Staff points out other reasons why Caflisch cannot qualify as an operator in the Quackenbush Hill Field. Caflisch, Staff maintains, has not demonstrated any intention to drill or operate wells in the Quackenbush Hill Field, has not shared in the expense of exploration or drilling and has not engaged in any exploration activities itself. Also, he has not demonstrated an adequate acreage position to be granted a drilling permit, controlling as he does only 0.06% of the Quackenbush Hill Field and 0.30% of the Gregory Unit. Moreover, as ALJ DuBois observes in her Ruling, Caflisch's lease with Roper expressly provides that the lessee obtains no right to enter onto, or conduct operations on the surface of the property.
For all of these reasons, I conclude that the ALJ was correct in determining that irrespective of Caflisch's experiences elsewhere, he cannot be considered an operator in the Quackenbush Hill Field and is therefore not entitled to a share of the production revenue from the well beyond the royalty provided for in the stipulation. Caflisch's third point regarding an escrowing of what describes as his operator's interest is rendered moot by my determination that he enjoys no such interest. Similarly his claim to party status set forth in Point IV of his Appeal is moot. In deciding these issues, I am aware of Caflisch's argument that compulsory integration is unconstitutional as applied to the extent to which it results in PGE acquiring the entire operator's interest in the revenue produced by the well. However, the Court of Appeals in In the Matter of Sylvannia Corporation v. R. Stewart Kilbourne, as Commissioner of the Conservation Department of the State of New York et al, 28 N.Y.2d 427, 322 N.Y.S.2d 678 held that compulsory integration under §79 of the Conservation Law of 1911, the predecessor statute to ECL 23-0901, did not violate constitutional provisions dealing with impairment of contracts and the taking of private property without just compensation. Also, an administrative tribunal is not the appropriate forum in which to challenge the constitutionality of a statute. See, Matter of Finn's Liquor Shop, Inc. v. State Liquor Authority, 24 NY2d 647 (1969), cert den, 396 US 840 (1969).

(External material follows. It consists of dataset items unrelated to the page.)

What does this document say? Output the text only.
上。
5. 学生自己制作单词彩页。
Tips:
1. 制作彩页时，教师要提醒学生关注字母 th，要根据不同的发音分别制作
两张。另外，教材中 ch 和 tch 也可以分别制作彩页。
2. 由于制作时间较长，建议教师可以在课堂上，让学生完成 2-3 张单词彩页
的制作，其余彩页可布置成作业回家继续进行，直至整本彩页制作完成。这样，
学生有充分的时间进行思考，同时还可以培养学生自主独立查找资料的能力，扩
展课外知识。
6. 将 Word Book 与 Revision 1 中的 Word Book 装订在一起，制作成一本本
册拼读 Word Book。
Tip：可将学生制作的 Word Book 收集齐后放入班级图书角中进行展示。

Finally, it is to be noted that the arguments concerning operator status and compulsory integration which were made by Caflisch in this matter by his attorney, Charles Edward Fagan, Esq., were raised in the Matter of Pennsylvania General Energy, Inc. (Wilson Hollow Field), Interim Decision, August 8, 2001 by Mr. Fagan who was also the attorney for Buck Mountain Associates, the intervening party in that case. There is a similarity between the facts in Wilson Hollow Field and the facts herein including the fact that Buck Mountain was, like Caflisch, a lessee of an oil and gas lease claiming "operator" status and financial entitlements beyond a royalty interest. Buck Mountain also claimed that compulsory integration was unconstitutional in that it resulted in derogation of privately negotiated and existing contract rights and was confiscatory, resulting in a taking without compensation. I rejected these arguments in Wilson Hollow Field and held that the interest of a lessee of an oil and gas lease was subject to compulsory integration.
The Ruling of the ALJ is affirmed and Staff is directed to proceed with a Decision and Order regarding the Gregory Unit consistent with this Interim Decision.